Jeremy and Sarah on Pamlarin beach
In Toubab Dialao I met Jeremy and Sarah, who would prove to be great travelling companions

When you're travelling in the developing world, the threat of getting ill lurks beneath the surface like a cracked paving stone on a busy pavement; you know you're going to trip, you just don't know when. Before flying to Dakar, I put serious effort into building up my body's natural defences, ready for the inevitable attack from Africa's overly friendly population of local bacteria, and after four weeks of bitter-tasting Echinacea and a couple of months of Acidophilus, I felt as ready as I could be.

The Peace Corps

By the next morning I had nothing more to give and no energy to give it with.
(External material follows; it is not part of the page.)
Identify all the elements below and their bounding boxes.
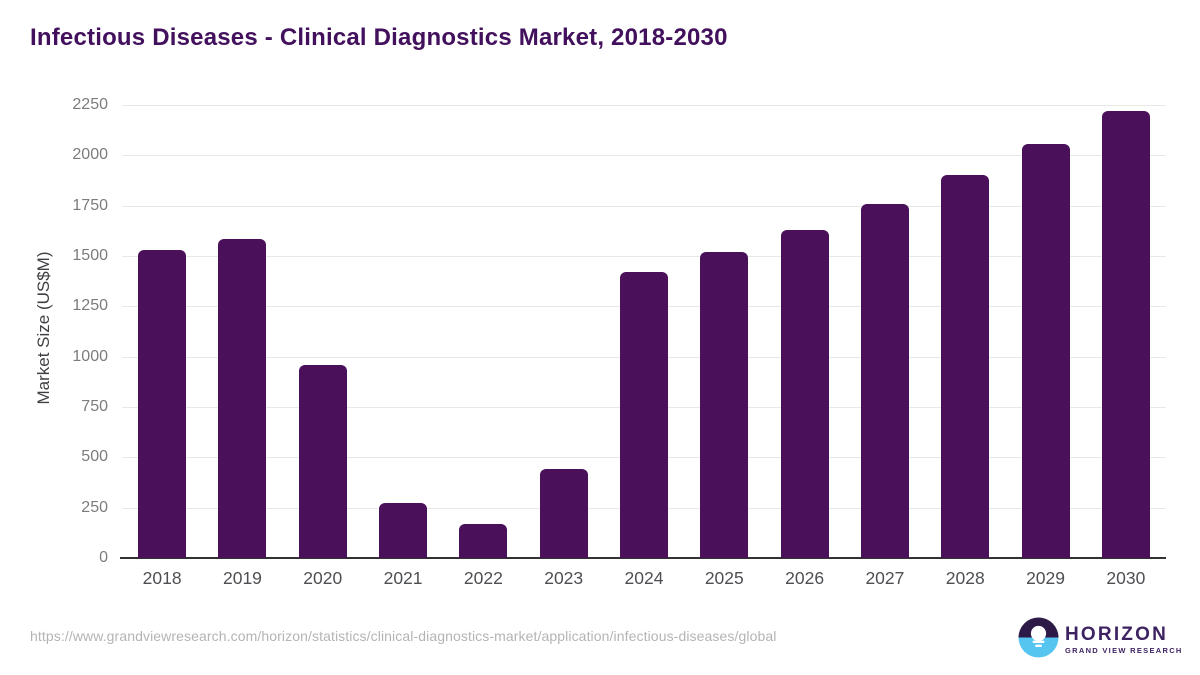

I was, however, no longer throwing up, so I ventured out to explore the hotel into which I'd booked without so much as a glance the previous afternoon. It turned out to be quite wonderful; perched on the top of a small cliff above the gentle beaches of the Petite Côte, the Sobo-Badé hotel is as close to an idyllic Mediterranean hideaway as you can get in a continent that considers the beach to be nature's own garbage disposal unit. It had comfortable chairs, it had pleasant views north to the distant skyscrapers of Dakar, and it had plain, boiled rice served with sympathy. I settled in for the recuperation period, alive but depressingly lonely, for everywhere I looked the other travellers seemed to be barking away in super-fast French. And then I heard the bass-heavy beat of a boom box and the lilt of an American accent cutting through the air, and life suddenly started to turn around.